Carri Williams confirmed that in testimony on Thursday, but said her husband agreed to the methods, participated in them and contributed ideas of his own.
The adopted children, unlike their seven siblings, were fed frozen food and wet sandwiches, according to testimony. Besides the closet, Hana was sent to sleep in a locked shower room and, before that, a barn behind the house.
When Hana arrived in the United States, she looked very different from the girl the Williamses had seen in a video sent by the adoption agency. That raised questions about her actual age, Carri Williams said.
Hana’s age is crucial to the case because the charge of homicide by abuse applies only if she was younger than 16 when she died.
Various experts who examined her body have not been able to definitively place her age, instead giving ranges that span both sides of 16. A radiologist testified for the defense on Thursday that the girl was likely between 15 and 17 when she died, based on his examination of X-rays of her hands, wrists and hips.
The orphanage and adoption agency had said Hana was born in 1997, so the Williamses went with that.

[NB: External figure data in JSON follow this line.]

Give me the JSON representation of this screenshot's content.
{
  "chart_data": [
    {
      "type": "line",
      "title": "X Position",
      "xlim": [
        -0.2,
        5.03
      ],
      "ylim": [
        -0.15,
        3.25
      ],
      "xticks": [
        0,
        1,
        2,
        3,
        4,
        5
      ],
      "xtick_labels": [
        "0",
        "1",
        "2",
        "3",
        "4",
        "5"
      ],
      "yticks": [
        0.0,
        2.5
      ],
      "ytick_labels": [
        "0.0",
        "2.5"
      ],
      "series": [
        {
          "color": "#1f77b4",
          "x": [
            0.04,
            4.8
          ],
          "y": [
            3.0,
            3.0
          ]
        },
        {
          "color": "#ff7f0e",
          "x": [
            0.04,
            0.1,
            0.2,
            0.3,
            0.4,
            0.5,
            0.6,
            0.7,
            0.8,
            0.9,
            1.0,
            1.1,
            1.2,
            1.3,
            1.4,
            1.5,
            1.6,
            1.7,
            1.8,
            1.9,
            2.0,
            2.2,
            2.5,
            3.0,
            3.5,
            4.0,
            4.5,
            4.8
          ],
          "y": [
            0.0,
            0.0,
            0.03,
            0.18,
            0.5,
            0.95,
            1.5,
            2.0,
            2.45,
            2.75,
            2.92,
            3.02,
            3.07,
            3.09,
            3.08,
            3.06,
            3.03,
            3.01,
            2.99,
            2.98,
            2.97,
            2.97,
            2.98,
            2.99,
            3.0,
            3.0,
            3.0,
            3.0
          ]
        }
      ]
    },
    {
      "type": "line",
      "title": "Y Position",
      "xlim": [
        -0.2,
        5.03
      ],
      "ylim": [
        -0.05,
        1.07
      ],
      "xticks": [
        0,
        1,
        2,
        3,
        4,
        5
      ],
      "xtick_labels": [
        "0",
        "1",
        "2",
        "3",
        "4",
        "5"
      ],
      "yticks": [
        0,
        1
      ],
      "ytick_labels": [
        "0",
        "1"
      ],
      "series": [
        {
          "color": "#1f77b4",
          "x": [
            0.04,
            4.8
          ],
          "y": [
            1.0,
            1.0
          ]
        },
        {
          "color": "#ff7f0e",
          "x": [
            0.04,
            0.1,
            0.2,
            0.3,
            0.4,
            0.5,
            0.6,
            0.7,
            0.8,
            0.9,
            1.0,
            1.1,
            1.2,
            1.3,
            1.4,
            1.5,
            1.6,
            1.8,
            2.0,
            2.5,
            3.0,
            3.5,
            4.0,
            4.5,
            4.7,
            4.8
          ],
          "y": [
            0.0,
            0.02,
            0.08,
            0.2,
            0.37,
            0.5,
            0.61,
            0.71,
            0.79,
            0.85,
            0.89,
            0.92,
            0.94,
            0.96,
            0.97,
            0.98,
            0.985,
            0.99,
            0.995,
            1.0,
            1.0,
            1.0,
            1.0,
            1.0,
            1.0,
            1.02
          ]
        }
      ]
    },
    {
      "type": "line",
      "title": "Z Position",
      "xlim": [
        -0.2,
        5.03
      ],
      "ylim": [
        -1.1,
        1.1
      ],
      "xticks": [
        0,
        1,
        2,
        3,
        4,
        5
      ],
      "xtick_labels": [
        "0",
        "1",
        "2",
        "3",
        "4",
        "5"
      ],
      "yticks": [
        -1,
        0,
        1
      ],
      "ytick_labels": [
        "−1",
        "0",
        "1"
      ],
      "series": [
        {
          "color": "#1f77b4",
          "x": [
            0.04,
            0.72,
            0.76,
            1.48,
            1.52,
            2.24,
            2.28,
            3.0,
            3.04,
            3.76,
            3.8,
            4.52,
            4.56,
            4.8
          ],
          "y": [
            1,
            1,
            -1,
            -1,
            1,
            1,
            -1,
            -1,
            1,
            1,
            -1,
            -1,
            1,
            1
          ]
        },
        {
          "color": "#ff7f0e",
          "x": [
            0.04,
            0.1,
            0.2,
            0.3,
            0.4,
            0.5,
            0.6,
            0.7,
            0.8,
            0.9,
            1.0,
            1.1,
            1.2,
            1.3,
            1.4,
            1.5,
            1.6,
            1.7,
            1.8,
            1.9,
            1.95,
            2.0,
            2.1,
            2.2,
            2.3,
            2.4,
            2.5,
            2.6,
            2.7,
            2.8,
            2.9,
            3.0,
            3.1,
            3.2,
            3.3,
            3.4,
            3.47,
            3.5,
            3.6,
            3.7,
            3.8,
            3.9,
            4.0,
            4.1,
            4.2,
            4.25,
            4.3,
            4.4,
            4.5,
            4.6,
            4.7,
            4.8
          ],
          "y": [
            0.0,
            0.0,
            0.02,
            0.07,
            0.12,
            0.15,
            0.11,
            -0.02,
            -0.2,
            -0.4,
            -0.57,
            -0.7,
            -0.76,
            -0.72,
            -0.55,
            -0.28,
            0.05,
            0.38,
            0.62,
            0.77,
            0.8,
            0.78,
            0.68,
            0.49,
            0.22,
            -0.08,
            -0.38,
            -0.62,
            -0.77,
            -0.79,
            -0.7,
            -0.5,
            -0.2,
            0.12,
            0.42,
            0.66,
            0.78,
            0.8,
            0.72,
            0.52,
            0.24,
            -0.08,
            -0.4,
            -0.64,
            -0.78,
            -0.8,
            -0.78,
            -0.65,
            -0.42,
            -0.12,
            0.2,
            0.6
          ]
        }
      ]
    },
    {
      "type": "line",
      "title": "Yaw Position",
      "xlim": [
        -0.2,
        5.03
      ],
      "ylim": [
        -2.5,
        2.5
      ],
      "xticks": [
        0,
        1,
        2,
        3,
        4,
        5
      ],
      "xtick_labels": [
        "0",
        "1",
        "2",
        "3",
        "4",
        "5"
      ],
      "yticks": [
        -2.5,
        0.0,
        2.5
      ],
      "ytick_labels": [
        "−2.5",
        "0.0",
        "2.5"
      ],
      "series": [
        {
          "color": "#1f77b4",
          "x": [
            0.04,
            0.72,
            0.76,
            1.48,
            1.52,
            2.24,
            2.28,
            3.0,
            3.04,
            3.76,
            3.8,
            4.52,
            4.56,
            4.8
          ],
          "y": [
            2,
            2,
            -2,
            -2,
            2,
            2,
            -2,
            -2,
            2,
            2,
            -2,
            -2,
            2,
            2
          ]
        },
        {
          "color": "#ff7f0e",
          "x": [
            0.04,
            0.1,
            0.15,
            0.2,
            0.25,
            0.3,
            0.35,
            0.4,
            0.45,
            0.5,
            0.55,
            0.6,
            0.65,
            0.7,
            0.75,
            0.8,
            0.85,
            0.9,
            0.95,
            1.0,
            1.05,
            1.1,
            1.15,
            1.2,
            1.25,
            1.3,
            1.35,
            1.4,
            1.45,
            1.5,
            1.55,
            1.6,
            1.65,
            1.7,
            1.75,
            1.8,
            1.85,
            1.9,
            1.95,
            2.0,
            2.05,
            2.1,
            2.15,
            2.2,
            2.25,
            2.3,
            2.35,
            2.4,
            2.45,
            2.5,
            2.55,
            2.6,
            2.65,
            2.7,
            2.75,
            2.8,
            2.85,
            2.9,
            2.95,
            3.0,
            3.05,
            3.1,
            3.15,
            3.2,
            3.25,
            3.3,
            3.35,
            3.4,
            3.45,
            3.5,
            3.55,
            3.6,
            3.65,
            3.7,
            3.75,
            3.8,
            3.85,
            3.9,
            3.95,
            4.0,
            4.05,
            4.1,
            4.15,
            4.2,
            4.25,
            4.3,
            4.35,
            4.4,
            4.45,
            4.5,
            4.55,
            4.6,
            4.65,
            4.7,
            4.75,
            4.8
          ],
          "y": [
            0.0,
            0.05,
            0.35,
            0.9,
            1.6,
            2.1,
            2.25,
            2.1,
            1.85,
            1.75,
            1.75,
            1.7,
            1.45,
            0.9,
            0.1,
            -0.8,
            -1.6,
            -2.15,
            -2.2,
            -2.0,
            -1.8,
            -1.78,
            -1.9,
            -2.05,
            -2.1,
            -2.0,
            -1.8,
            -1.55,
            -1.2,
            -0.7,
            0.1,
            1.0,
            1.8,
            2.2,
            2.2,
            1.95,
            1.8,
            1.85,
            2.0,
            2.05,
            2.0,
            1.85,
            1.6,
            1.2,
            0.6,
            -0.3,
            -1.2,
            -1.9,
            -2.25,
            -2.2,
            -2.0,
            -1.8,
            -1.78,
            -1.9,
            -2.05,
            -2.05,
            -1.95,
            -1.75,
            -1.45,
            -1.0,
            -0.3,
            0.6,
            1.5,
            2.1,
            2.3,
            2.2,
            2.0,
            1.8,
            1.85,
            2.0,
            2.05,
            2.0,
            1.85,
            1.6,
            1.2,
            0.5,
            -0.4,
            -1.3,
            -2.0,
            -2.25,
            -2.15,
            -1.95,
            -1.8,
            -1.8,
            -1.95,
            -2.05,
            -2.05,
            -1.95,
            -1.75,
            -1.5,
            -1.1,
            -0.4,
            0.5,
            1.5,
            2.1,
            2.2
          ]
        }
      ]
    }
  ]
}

But they had their doubts, Carri Williams said.
“The adoption agency said it was a year that they made up,” she said.
In 2010, Larry Williams filled out a form to have her birth year changed to 1994 — making her 16, not 13 — but it had not been approved by the time she died.
A woman in a knitting group Carri Williams sometimes attended testified Carri had said she would kick out the “rebellious” Hana when she turned 18.
Deputy prosecutor Rosemary Kaholokula brought up that comment in court Thursday.
“By claiming she was 16, you were that much closer to getting rid of her, right?”
“No,” Carri Williams said, frowning. “I did not want to get rid of my daughter.”